En tono amenazante, a través de su embajador en la ONU, Sudán ya ha advertido que Ocampo «está jugando con fuego» y que una orden de detención contra su presidente «tendría graves consecuencias». «Tenemos todas las opciones encima de la mesa», añadió. Fuentes diplomáticas en Nueva York se mostraron preocupadas ante la posibilidad muy real de que la imputación de Bashir entorpezca el proceso de paz en marcha en Darfur.
Preguntado por la noticia, el secretario general de la ONU, Ban Ki-moon, evitó pronunciarse y se limitó a decir que aún no ha recibido ninguna comunicación oficial. «Lo que no es posible es que haya paz sin justicia. Tendré que valorar todas las opciones cuando se pronuncie el tribunal», añadió.
Estados Unidos tampoco ha querido confirmar la veracidad de estas informaciones. «Eso hemos oído», dijo Sean McCormak, portavoz del Departamento de Estado. Lo que sí hizo fue advertir al Gobierno de Jartum para que se abstenga de cualquier venganza, que podría dirigirse contra los casi 10.000 soldados de la ONU y de la Unión Africana (UA) que conforman la misión de paz para Darfur. La noticia se conoció la misma semana que una emboscada en dicha provincia acabó con la vida de siete cascos azules.
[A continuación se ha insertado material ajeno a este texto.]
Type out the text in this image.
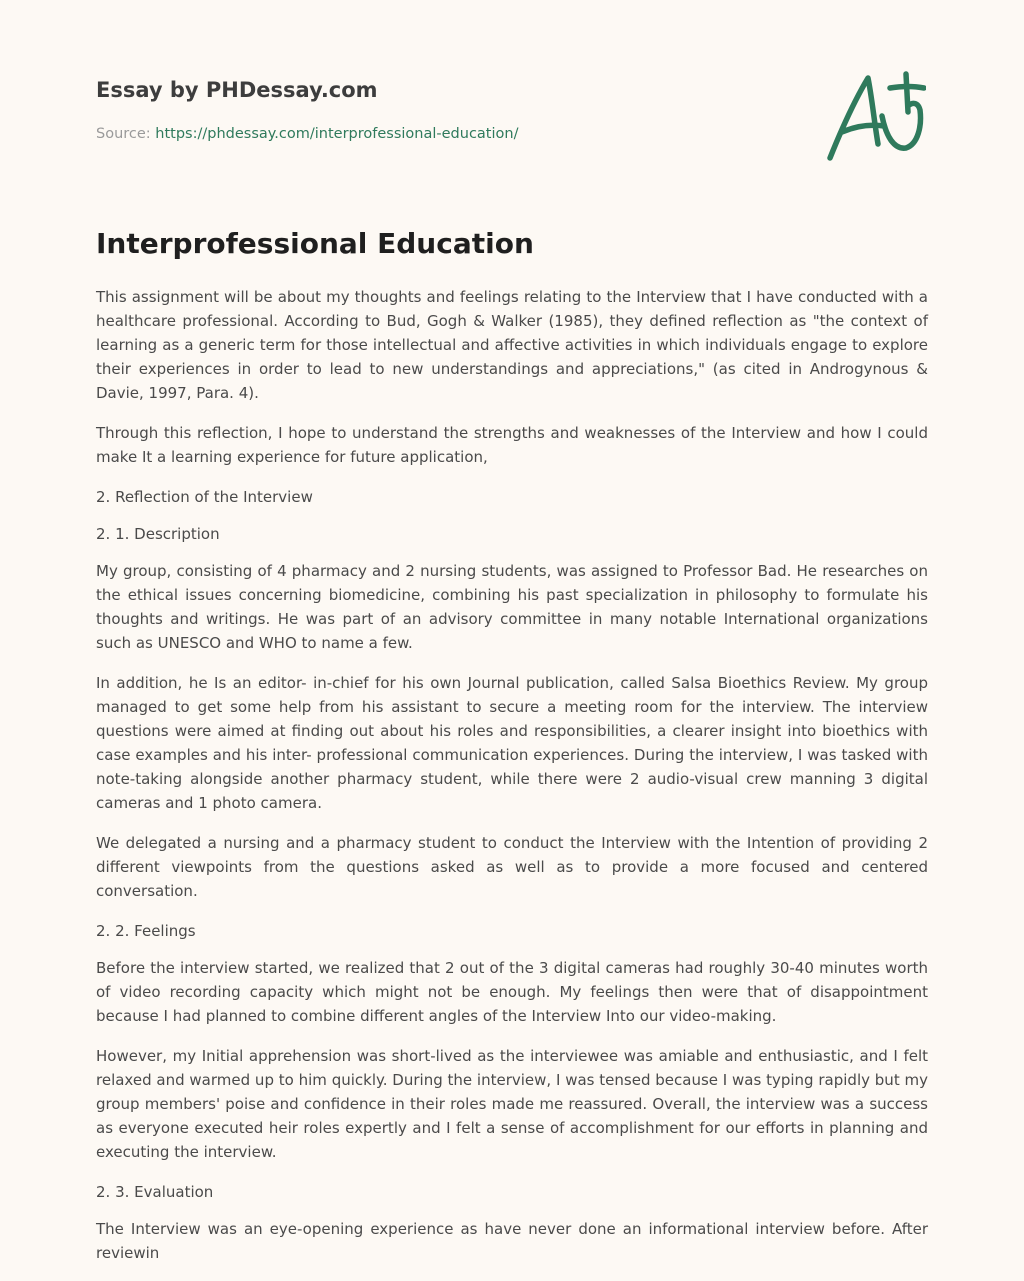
Essay by PHDessay.com
Source: https://phdessay.com/interprofessional-education/
Interprofessional Education

This assignment will be about my thoughts and feelings relating to the Interview that I have conducted with a healthcare professional. According to Bud, Gogh & Walker (1985), they defined reflection as "the context of learning as a generic term for those intellectual and affective activities in which individuals engage to explore their experiences in order to lead to new understandings and appreciations," (as cited in Androgynous & Davie, 1997, Para. 4).

Through this reflection, I hope to understand the strengths and weaknesses of the Interview and how I could make It a learning experience for future application,

2. Reflection of the Interview

2. 1. Description

My group, consisting of 4 pharmacy and 2 nursing students, was assigned to Professor Bad. He researches on the ethical issues concerning biomedicine, combining his past specialization in philosophy to formulate his thoughts and writings. He was part of an advisory committee in many notable International organizations such as UNESCO and WHO to name a few.

In addition, he Is an editor- in-chief for his own Journal publication, called Salsa Bioethics Review. My group managed to get some help from his assistant to secure a meeting room for the interview. The interview questions were aimed at finding out about his roles and responsibilities, a clearer insight into bioethics with case examples and his inter- professional communication experiences. During the interview, I was tasked with note-taking alongside another pharmacy student, while there were 2 audio-visual crew manning 3 digital cameras and 1 photo camera.

We delegated a nursing and a pharmacy student to conduct the Interview with the Intention of providing 2 different viewpoints from the questions asked as well as to provide a more focused and centered conversation.

2. 2. Feelings

Before the interview started, we realized that 2 out of the 3 digital cameras had roughly 30-40 minutes worth of video recording capacity which might not be enough. My feelings then were that of disappointment because I had planned to combine different angles of the Interview Into our video-making.

However, my Initial apprehension was short-lived as the interviewee was amiable and enthusiastic, and I felt relaxed and warmed up to him quickly. During the interview, I was tensed because I was typing rapidly but my group members' poise and confidence in their roles made me reassured. Overall, the interview was a success as everyone executed heir roles expertly and I felt a sense of accomplishment for our efforts in planning and executing the interview.

2. 3. Evaluation

The Interview was an eye-opening experience as have never done an informational interview before. After reviewin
El embajador francés ante la ONU, Jean-Maurice Ripert, aconsejó esperar hasta el lunes para conocer el informe que presente Ocampo. No obstante, indicó que «si el proceso va en la dirección que parece ir, naturalmente debemos ser conscientes de los efectos que puede tener sobre el terreno».
Hasta el momento, el Tribunal Penal Internacional ha emitido dos órdenes de arresto que el Gobierno sudanés, que no reconoce su jurisdicción, ha decidido ignorar: contra el ministro Ahmad Harun y el jefe de las milicias Ali Kushayb.
Se estima que hasta 300.000 personas han muerto en Darfur desde que se inició este conflicto étnico en el 2003 y que 2.5 millones han sido desplazadas de sus hogares. Ocampo acusa a las milicias Janjaweed, de origen árabe, de ser responsables de las matanzas contra la minoría africana y de estar respaldadas por el Gobierno de Bashir. La ONU ha calificado la dramática situación que atraviesa la población de Darfur como la peor crisis humanitaria. Estados Unidos la ha tachado de genocidio.